The event was held at the Delancey Street Foundation, Town Hall, 600 Embarcadero, San Francisco.

Wilson is recognized worldwide for his surgical skills and commitment toward research and medical advancement. He has served on local, state and national committees and has served as a consultant in health care. Most notably, Wilson popularized and perfected the transsphenoidal approach to pituitary tumors by proving its effectiveness and safety. He has performed more than 3,300 transphenoidal surgeries for a pituitary tumor at UCSF Medical Center. His skills in surgery as well as in research have helped patients all over the world.

In 1968, Wilson was invited to UCSF to serve as professor and chairman of the neurosurgery division and to establish a laboratory for the study of brain tumors. By 1970, he had established the department of neurological surgery and the Brain Tumor Research Center (BTRC), a national cancer research center, which has been continuously funded by the National Institutes of Health since 1971. As director of the BTRC, Wilson realized an integrally related program of basic science and clinical research. The BTRC treats over 500 brain tumor patients each year, contributes extensively to basic and applied research in neuro-oncology, trains numerous neuro-oncologists and clinical and basic scientists in brain tumor research, and provides continuing education and consultation for private practitioners.

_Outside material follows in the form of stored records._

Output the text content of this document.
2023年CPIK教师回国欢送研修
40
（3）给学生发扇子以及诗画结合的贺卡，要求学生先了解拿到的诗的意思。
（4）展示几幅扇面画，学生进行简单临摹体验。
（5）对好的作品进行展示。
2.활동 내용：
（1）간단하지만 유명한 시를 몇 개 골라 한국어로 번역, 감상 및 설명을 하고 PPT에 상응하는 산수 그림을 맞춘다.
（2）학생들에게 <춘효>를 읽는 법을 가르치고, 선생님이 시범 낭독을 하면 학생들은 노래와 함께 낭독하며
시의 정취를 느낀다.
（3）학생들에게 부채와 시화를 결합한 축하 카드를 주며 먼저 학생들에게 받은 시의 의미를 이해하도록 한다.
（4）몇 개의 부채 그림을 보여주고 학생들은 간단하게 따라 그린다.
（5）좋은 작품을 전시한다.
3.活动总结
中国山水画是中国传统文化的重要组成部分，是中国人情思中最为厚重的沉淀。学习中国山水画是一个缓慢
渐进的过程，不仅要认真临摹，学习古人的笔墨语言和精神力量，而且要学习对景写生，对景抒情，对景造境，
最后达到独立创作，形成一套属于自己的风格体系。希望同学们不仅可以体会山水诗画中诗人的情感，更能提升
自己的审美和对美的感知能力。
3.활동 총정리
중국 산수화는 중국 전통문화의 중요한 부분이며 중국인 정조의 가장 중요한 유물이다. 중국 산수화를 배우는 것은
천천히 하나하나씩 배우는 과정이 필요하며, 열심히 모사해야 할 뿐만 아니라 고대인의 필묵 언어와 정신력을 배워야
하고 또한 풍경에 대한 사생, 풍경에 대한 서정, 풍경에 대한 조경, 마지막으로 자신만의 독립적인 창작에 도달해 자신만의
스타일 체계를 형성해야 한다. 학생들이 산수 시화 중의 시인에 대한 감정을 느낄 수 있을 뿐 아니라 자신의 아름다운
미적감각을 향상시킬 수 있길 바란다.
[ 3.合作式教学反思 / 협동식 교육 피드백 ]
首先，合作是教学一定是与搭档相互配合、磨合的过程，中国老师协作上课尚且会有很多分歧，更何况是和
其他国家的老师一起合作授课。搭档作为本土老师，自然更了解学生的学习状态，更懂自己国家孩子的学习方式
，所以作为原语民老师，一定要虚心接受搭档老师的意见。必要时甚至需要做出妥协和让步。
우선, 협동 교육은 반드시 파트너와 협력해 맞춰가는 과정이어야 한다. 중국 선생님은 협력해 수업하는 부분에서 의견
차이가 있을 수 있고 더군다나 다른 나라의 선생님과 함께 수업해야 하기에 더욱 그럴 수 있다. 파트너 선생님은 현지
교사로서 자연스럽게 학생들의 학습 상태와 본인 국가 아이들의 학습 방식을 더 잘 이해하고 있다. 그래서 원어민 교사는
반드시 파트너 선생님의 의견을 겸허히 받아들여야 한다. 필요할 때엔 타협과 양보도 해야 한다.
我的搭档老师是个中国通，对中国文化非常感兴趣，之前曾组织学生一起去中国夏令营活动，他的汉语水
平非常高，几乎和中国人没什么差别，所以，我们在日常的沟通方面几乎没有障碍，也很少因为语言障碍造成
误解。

During the past few years, Wilson has redirected his primary focus to the organization and delivery of health care, in particular the challenges facing academic medicine in response to an environment of new market forces. He served as Senior Associate on Medical Affairs to the President of the University of California, in addition to his clinical practice at UCSF. In 1996, he obtained a Master's degree in Health Administration.

Wilson resigned as chairman of the department of neurological surgery and director of the BTRC in April 1997 to pursue these interests. In July of that year, he was appointed Senior Research Fellow at the nonprofit independent research organization, Institute for the Future in Menlo Park and San Francisco. He now serves as its director, providing expertise in areas such as novel medical technologies, academic medical centers, the future of health care and the impact of genetics and genomics on health and health care. Wilson authored an article, "The Hospital of the Future," which appeared in the September 2001 issue of UCSF Magazine.

Wilson earned his medical degree and received neurosurgical training at Tulane University, where he graduated first in his class in 1954.